O valor padrão para -qs é definido como 100 ao usar um agendador de tarefas (ex.: SLURM, AWS Batch). Pode haver situações em que você precise ajustar isso para atender às suas necessidades. Por exemplo, ao usar o AWS Batch, você pode querer aumentar o valor para ter mais tarefas processadas de uma vez (ex.: 100 vs 500).

--genome_size

Ao longo do fluxo de trabalho do Bactopia, um tamanho de genoma é usado para várias tarefas. Por padrão, o tamanho do genoma é definido como 0 e etapas como a redução de cobertura são ignoradas. No entanto, se você fornecer um tamanho de genoma esperado, essas etapas serão habilitadas.

Use `--genome_size` para melhorar os resultados e a velocidade

Ao fornecer um tamanho de genoma, o Bactopia reduzirá a cobertura para um máximo de 100x (padrão). Ao fazer isso, para amostras com cobertura superior a 100x, você verá uma redução no tempo de execução, bem como melhores resultados. Isso porque, com cobertura excessiva, algumas ferramentas produzem resultados piores e levam muito mais tempo.

--nfconfig

Um recurso fundamental do Nextflow é que você pode fornecer seus próprios arquivos de configuração. Isso basicamente significa que você pode configurar facilmente o Bactopia para rodar no seu ambiente. Com --nfconfig, você pode dizer ao Bactopia para importar seu arquivo de configuração.

--nfconfig foi configurado para ser o último arquivo de configuração a ser carregado pelo Nextflow. Isso significa que, se seu arquivo de configuração contiver variáveis (ex.: params ou profiles) já definidas, elas serão substituídas pelos seus valores.

O Nextflow entra em grande detalhe sobre como criar arquivos de configuração. Por favor, verifique os links a seguir para os ajustes que você possa estar interessado em fazer.

EscopoDescrição
envDefinir quaisquer variáveis de ambiente que possam ser necessárias
paramsAlterar os valores padrão dos argumentos da linha de comando
processAjustar configurações por processo, como containers, ambientes conda ou uso de recursos
profileCriar perfis predefinidos para seu Executor

muitos outros escopos que você pode estar interessado em verificar.

Você provavelmente vai querer criar um perfil personalizado. Ao fazer isso, você pode especificá-lo em tempo de execução (-profile myProfile) e o Nextflow será executado com base nesse perfil. Muitas vezes, seu perfil personalizado incluirá informações sobre o executor (filas, alocações, caminhos, etc...).

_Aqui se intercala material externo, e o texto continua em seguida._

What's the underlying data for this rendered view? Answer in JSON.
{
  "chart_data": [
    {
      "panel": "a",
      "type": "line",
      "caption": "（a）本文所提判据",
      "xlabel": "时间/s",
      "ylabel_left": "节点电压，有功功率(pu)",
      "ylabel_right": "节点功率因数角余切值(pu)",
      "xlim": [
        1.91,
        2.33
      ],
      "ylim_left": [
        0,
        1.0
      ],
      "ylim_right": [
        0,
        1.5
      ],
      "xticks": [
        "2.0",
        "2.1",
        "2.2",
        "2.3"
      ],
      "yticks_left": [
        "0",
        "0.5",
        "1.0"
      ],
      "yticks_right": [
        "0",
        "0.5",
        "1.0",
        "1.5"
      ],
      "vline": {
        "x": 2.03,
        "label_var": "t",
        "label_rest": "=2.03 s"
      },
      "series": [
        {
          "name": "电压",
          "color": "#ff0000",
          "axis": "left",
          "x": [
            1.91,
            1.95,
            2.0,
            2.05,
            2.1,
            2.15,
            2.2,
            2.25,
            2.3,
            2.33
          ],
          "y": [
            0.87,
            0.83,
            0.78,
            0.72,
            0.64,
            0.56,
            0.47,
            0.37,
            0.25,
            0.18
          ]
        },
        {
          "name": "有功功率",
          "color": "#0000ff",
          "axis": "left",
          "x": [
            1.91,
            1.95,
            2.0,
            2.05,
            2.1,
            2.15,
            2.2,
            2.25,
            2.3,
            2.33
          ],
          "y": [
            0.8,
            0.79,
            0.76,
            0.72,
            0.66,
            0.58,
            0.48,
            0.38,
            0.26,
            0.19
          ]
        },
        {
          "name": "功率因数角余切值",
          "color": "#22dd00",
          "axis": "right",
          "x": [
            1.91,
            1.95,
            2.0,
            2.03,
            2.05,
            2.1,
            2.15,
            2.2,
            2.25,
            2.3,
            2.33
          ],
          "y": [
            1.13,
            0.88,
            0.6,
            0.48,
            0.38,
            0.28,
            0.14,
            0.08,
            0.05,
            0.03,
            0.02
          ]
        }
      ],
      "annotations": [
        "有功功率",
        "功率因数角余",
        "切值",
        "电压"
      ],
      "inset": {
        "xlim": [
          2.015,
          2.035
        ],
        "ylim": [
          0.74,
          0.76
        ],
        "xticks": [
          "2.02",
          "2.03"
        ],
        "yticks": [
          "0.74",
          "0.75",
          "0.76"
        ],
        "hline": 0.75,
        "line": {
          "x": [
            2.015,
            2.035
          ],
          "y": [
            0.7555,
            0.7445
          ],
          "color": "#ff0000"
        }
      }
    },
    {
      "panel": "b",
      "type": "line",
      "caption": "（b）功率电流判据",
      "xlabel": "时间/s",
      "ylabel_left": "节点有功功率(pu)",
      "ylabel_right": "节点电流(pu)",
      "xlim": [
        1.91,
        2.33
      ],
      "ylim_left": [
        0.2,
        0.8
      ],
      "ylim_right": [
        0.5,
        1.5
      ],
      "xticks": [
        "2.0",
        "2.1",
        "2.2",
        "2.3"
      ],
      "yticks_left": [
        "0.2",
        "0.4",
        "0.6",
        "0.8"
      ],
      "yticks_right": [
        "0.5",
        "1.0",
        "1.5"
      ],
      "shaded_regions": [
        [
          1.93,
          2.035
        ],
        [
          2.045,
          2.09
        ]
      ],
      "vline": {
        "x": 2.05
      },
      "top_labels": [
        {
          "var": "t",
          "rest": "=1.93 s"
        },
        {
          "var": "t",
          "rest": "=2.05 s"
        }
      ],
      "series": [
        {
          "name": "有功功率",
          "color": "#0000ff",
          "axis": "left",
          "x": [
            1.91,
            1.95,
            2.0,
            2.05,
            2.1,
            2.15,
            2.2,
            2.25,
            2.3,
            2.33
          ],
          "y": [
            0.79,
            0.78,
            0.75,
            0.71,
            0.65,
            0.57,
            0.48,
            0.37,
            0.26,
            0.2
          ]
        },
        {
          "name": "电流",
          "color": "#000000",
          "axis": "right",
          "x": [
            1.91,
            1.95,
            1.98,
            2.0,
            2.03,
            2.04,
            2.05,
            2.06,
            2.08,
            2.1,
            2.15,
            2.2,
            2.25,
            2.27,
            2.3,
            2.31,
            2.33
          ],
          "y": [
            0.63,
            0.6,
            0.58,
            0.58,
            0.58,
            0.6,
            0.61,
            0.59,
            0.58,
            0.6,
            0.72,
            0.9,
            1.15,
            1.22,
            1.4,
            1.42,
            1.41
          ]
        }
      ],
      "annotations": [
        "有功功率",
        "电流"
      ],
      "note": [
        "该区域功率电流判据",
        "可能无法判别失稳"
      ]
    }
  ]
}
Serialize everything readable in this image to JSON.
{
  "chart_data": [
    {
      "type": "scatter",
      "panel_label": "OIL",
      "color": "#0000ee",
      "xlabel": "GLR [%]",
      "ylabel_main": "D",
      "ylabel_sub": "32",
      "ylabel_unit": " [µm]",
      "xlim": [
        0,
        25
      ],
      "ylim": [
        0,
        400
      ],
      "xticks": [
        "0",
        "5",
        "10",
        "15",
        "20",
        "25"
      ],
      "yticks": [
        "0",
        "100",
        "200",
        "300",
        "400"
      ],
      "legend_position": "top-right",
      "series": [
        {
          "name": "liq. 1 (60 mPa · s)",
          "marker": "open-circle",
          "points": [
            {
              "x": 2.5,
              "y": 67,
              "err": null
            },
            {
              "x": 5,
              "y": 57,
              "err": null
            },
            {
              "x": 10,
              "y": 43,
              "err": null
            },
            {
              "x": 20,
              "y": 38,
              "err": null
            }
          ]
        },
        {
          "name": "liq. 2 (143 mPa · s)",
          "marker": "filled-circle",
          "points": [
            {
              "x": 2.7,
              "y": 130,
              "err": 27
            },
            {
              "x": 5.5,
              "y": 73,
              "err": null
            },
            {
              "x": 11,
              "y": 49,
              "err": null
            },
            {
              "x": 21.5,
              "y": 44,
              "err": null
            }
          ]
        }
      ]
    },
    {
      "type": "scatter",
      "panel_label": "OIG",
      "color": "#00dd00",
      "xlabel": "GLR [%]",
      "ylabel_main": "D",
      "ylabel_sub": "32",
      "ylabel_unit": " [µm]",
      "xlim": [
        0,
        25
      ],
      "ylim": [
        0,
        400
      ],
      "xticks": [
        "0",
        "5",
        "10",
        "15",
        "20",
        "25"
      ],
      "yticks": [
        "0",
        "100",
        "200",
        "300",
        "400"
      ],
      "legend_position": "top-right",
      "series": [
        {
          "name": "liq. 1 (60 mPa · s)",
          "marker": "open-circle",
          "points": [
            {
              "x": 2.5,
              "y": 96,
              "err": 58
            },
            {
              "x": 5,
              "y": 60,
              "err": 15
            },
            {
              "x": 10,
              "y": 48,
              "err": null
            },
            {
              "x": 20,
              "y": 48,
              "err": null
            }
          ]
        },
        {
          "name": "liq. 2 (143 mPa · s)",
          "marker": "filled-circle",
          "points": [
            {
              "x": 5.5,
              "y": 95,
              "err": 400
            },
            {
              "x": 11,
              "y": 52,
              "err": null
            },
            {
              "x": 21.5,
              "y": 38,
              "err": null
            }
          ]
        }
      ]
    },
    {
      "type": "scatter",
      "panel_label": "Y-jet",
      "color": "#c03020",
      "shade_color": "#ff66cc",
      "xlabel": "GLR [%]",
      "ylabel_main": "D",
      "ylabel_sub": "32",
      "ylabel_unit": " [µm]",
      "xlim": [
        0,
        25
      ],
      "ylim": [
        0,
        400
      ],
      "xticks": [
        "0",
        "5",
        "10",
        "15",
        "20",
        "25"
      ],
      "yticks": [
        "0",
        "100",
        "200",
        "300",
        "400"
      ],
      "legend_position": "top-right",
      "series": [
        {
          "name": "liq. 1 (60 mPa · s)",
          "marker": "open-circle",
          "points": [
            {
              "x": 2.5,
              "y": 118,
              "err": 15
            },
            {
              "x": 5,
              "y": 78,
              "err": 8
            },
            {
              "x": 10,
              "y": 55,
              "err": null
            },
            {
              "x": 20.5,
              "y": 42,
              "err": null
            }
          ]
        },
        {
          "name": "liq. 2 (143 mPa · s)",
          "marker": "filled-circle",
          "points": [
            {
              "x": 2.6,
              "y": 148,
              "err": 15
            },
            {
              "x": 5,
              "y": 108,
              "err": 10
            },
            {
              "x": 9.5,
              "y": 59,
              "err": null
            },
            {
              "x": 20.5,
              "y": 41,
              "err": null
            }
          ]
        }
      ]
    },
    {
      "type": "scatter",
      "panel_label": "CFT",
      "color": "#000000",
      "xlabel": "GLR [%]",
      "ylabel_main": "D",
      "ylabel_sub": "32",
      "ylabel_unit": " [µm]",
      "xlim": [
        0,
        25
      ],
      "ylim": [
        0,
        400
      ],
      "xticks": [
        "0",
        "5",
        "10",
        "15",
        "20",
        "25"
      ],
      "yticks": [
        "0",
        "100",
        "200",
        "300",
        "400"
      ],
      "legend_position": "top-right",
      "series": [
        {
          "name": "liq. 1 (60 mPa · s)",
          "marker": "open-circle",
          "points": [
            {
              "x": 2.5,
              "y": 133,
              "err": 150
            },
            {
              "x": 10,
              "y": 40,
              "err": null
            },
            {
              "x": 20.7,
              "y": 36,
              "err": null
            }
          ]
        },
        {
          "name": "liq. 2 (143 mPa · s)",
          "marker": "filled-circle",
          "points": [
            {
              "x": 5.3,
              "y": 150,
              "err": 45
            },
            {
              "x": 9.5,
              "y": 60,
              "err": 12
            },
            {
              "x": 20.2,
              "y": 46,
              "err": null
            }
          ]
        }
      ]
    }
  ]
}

Se precisar de ajuda, por favor entre em contato!

Se você estiver usando o perfil padrão (não especificou -profile 'xyz'), isso pode não ser necessário.

--cleanup_workdir

Após executar o Bactopia, você notará um diretório chamado work. Este diretório é onde o Nextflow executa todos os processos e armazena os arquivos intermediários. Após a conclusão bem-sucedida de um processo, os resultados apropriados são extraídos e colocados na pasta de resultados da amostra. O diretório work pode crescer muito rapidamente! Por favor, tenha isso em mente ao usar o Bactopia (e outros pipelines Nextflow). Para ajudar a evitar o acúmulo do diretório work, você pode usar --cleanup_workdir para excluir automaticamente o diretório work após uma execução bem-sucedida.